The workings of power and the meaning of agency are primary themes in this novel. What is control, really? How do you know what the effects of your actions will be, whether you are trying to manipulate someone, or resist manipulation? The novel posits many troubling but necessary questions as it unravels, as careful plans constantly go awry, and the allure of restraint and the comfort of both habit and delusion do more to constrain action and frame perception than the machinations of unseen arachnid overlords. Even these machinations are fraught with ossification and ambiguity; those who seek to control us, it seems, have as much trouble dealing with the vicissitudes of life as humans do.
The tension between intentionality and entropy provides much of the novel’s propulsive energy.

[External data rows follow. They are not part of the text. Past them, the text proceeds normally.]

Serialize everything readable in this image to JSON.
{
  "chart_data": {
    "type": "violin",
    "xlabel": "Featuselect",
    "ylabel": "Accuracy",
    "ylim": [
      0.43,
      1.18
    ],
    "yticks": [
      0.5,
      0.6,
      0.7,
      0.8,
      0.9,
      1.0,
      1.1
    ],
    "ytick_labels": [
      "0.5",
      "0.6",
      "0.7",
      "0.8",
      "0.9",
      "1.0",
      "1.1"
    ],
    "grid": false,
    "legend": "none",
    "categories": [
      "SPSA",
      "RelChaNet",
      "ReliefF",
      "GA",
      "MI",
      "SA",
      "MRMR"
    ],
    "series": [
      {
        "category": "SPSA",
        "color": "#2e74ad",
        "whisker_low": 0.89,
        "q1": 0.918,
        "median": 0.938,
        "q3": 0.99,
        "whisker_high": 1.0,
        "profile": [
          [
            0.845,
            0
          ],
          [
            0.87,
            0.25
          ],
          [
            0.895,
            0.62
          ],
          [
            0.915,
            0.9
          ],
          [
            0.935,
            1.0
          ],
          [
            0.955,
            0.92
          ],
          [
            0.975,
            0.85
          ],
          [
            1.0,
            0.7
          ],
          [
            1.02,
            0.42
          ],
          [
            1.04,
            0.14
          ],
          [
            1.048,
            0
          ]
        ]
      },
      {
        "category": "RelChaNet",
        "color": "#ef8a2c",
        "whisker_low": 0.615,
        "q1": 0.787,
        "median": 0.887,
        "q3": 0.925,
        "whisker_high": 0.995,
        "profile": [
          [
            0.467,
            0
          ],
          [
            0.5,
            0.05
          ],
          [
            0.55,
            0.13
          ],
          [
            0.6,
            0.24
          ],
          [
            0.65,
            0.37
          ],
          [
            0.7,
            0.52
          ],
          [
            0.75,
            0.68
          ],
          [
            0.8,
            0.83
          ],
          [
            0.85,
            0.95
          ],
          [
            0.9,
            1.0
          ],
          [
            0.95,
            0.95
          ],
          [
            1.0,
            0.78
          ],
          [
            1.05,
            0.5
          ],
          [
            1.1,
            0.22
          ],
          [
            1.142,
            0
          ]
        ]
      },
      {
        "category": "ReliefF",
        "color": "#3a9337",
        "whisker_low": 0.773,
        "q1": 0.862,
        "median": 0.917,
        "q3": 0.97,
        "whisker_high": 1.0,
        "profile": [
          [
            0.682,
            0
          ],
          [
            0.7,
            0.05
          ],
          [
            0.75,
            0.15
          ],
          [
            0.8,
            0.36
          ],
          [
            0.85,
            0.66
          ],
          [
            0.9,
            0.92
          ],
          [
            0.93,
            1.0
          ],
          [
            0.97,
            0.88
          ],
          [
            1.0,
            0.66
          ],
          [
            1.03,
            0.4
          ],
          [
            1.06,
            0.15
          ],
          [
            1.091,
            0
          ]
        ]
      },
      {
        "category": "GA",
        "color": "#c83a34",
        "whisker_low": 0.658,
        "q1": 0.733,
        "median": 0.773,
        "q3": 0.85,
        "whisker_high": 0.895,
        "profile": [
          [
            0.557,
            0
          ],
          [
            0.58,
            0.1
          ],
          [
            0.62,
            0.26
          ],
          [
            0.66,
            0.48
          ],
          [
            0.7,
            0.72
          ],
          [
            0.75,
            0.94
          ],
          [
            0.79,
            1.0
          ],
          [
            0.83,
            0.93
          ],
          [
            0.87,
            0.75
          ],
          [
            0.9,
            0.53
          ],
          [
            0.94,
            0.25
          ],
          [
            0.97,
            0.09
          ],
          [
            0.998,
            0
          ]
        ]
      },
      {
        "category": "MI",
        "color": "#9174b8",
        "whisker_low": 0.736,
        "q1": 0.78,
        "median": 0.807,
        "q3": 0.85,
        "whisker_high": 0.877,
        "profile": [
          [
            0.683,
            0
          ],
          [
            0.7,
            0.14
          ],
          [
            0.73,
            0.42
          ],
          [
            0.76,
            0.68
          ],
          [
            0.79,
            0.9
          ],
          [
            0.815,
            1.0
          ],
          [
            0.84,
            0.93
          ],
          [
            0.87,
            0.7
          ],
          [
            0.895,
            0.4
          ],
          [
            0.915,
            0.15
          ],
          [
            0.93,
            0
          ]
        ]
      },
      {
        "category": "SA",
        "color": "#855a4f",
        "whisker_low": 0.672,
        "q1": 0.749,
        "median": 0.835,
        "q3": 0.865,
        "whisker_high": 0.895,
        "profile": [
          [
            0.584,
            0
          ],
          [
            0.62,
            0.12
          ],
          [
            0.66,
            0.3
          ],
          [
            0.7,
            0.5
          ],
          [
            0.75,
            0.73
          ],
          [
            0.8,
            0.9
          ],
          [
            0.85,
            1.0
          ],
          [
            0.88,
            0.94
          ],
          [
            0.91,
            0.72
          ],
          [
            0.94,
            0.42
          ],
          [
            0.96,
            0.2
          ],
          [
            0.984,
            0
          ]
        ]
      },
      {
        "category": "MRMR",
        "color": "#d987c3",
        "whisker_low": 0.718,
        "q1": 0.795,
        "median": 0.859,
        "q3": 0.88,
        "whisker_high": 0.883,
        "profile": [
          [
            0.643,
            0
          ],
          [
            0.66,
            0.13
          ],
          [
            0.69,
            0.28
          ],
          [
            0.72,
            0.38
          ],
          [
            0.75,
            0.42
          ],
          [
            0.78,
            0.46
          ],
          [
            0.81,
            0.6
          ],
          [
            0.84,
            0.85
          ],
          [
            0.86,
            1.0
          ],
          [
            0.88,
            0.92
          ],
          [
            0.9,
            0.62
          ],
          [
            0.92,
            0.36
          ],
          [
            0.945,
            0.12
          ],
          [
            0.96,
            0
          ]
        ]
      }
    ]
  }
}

Humorous moments collide with profound ones, and a growing sense of inevitability is frequently derailed by chance and unintended consequences. What pulls you into the story is not merely a desire to see what crazy thing happens next, but to see how the craziness is created by the ideas and responses of the characters to a growing series of personal and social crises. Mamatas builds anticipation even as he continues to unsettle the reader, subverting the desire for closure even as he builds the story to, not a climax, so much as a weary epiphany. It is a wild ride, but also a thoughtful one.
There are a few points where the novel loses some momentum. A few epistolary chapters that seem to be there to give the reader a different view of the proceedings did not, for me, add to the novel. They could be moments where the reader catches their breath and can process what is going on, but they dulled the sharpness of the narrative and took away from power of the spiders’ voice to ensnare you. In the last few chapters I felt a few instances of confusion from what appear to be a few typos (characters’ names switched, it seems) that make you stop to wonder who’s really talking and disrupt the narrative. I briefly considered that it might be a metatextual trick, but that is not in line with the combination of fine writing and carefully-constructed narrative that characterizes this book. Mamatas is an excellent writer who takes chances with his work, but takes them thoughtfully and delivers them for maximum effect, to deliver his ideas with precision and strength, so that his novel leaves a lasting impression not just of pleasure, but of a reflective questioning about what we think we are capable of, and what really constrains and directs us though our daily lives.